2022, Roos, Michael M., Winkler, Andreas, Nilsen, Madeleine, Menzel, Siegfried B., Strehle, Steffen

Current trends in miniaturized diagnostics indicate an increasing demand for large quantities of mobile devices for health monitoring and point-of-care diagnostics. This comes along with a need for rapid but preferably also green microfabrication. Dry film photoresists (DFPs) promise low-cost and greener microfabrication and can partly or fully replace conventional silicon-technologies being associated with high-energy demands and the intense use of toxic and climate-active chemicals. Due to their mechanical stability and superior film thickness homogeneity, DFPs outperform conventional spin-on photoresists, such as SU-8, especially when three-dimensional architectures are required for micro-analytical devices (e.g. microfluidics). In this study, we utilize the commercial epoxy-based DFP ADEX to demonstrate various application scenarios ranging from the direct modification of microcantilever beams via the assembly of microfluidic channels to lamination-free patterning of DFPs, which employs the DFP directly as a substrate material.
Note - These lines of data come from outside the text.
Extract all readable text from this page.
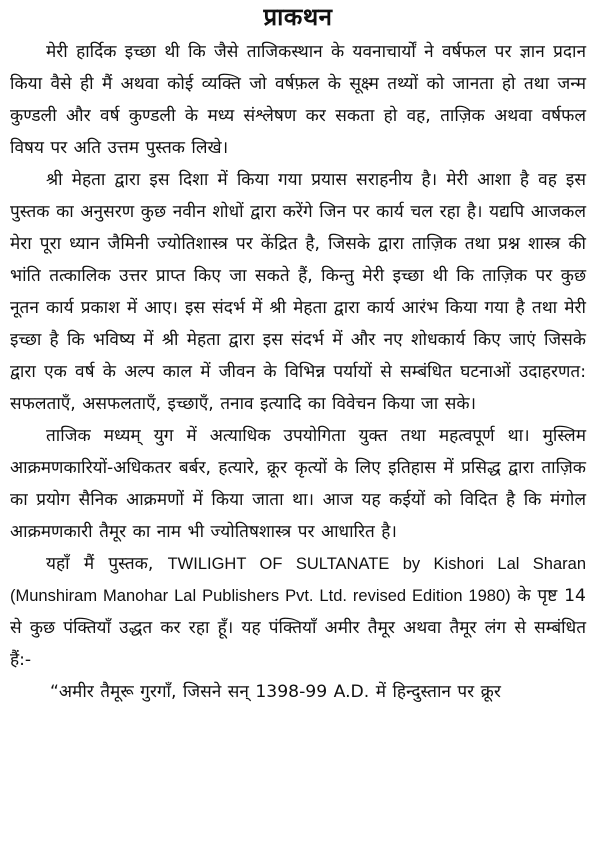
प्राकथन

मेरी हार्दिक इच्छा थी कि जैसे ताजिकस्थान के यवनाचार्यों ने वर्षफल पर ज्ञान प्रदान किया वैसे ही मैं अथवा कोई व्यक्ति जो वर्षफ़ल के सूक्ष्म तथ्यों को जानता हो तथा जन्म कुण्डली और वर्ष कुण्डली के मध्य संश्लेषण कर सकता हो वह, ताज़िक अथवा वर्षफल विषय पर अति उत्तम पुस्तक लिखे।

श्री मेहता द्वारा इस दिशा में किया गया प्रयास सराहनीय है। मेरी आशा है वह इस पुस्तक का अनुसरण कुछ नवीन शोधों द्वारा करेंगे जिन पर कार्य चल रहा है। यद्यपि आजकल मेरा पूरा ध्यान जैमिनी ज्योतिशास्त्र पर केंद्रित है, जिसके द्वारा ताज़िक तथा प्रश्न शास्त्र की भांति तत्कालिक उत्तर प्राप्त किए जा सकते हैं, किन्तु मेरी इच्छा थी कि ताज़िक पर कुछ नूतन कार्य प्रकाश में आए। इस संदर्भ में श्री मेहता द्वारा कार्य आरंभ किया गया है तथा मेरी इच्छा है कि भविष्य में श्री मेहता द्वारा इस संदर्भ में और नए शोधकार्य किए जाएं जिसके द्वारा एक वर्ष के अल्प काल में जीवन के विभिन्न पर्यायों से सम्बंधित घटनाओं उदाहरणत: सफलताएँ, असफलताएँ, इच्छाएँ, तनाव इत्यादि का विवेचन किया जा सके।

ताजिक मध्यम् युग में अत्याधिक उपयोगिता युक्त तथा महत्वपूर्ण था। मुस्लिम आक्रमणकारियों-अधिकतर बर्बर, हत्यारे, क्रूर कृत्यों के लिए इतिहास में प्रसिद्ध द्वारा ताज़िक का प्रयोग सैनिक आक्रमणों में किया जाता था। आज यह कईयों को विदित है कि मंगोल आक्रमणकारी तैमूर का नाम भी ज्योतिषशास्त्र पर आधारित है।

यहाँ मैं पुस्तक, TWILIGHT OF SULTANATE by Kishori Lal Sharan (Munshiram Manohar Lal Publishers Pvt. Ltd. revised Edition 1980) के पृष्ट 14 से कुछ पंक्तियाँ उद्धत कर रहा हूँ। यह पंक्तियाँ अमीर तैमूर अथवा तैमूर लंग से सम्बंधित हैं:-

“अमीर तैमूरू गुरगाँ, जिसने सन् 1398-99 A.D. में हिन्दुस्तान पर क्रूर
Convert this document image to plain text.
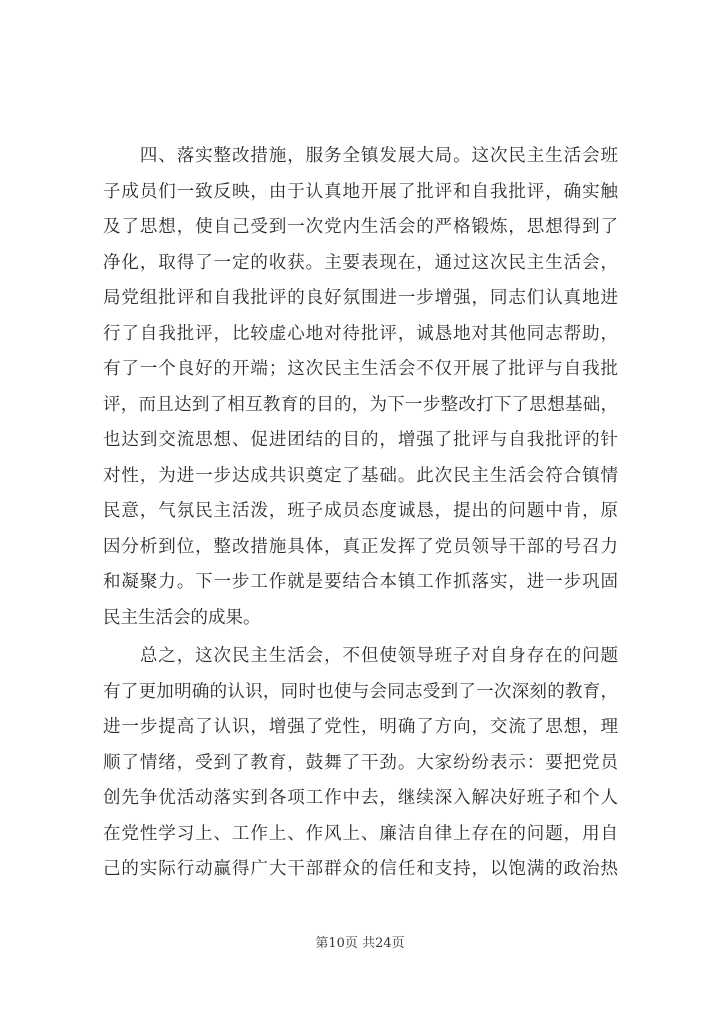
　　四、落实整改措施，服务全镇发展大局。这次民主生活会班
子成员们一致反映，由于认真地开展了批评和自我批评，确实触
及了思想，使自己受到一次党内生活会的严格锻炼，思想得到了
净化，取得了一定的收获。主要表现在，通过这次民主生活会，
局党组批评和自我批评的良好氛围进一步增强，同志们认真地进
行了自我批评，比较虚心地对待批评，诚恳地对其他同志帮助，
有了一个良好的开端；这次民主生活会不仅开展了批评与自我批
评，而且达到了相互教育的目的，为下一步整改打下了思想基础，
也达到交流思想、促进团结的目的，增强了批评与自我批评的针
对性，为进一步达成共识奠定了基础。此次民主生活会符合镇情
民意，气氛民主活泼，班子成员态度诚恳，提出的问题中肯，原
因分析到位，整改措施具体，真正发挥了党员领导干部的号召力
和凝聚力。下一步工作就是要结合本镇工作抓落实，进一步巩固
民主生活会的成果。
　　总之，这次民主生活会，不但使领导班子对自身存在的问题
有了更加明确的认识，同时也使与会同志受到了一次深刻的教育，
进一步提高了认识，增强了党性，明确了方向，交流了思想，理
顺了情绪，受到了教育，鼓舞了干劲。大家纷纷表示：要把党员
创先争优活动落实到各项工作中去，继续深入解决好班子和个人
在党性学习上、工作上、作风上、廉洁自律上存在的问题，用自
己的实际行动赢得广大干部群众的信任和支持，以饱满的政治热
第10页 共24页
Finally, kinked, bottom-up grown silicon nanowires were integrated in this manner as prospective ion-sensitive field-effect transistors in a bio-probe architecture directly on ADEX substrates. Hence, we have developed the required set of microfabrication protocols for such an assembly comprising metal thin film deposition, direct burn-in of lithography alignment markers, and polymer patterning on top of the DFP.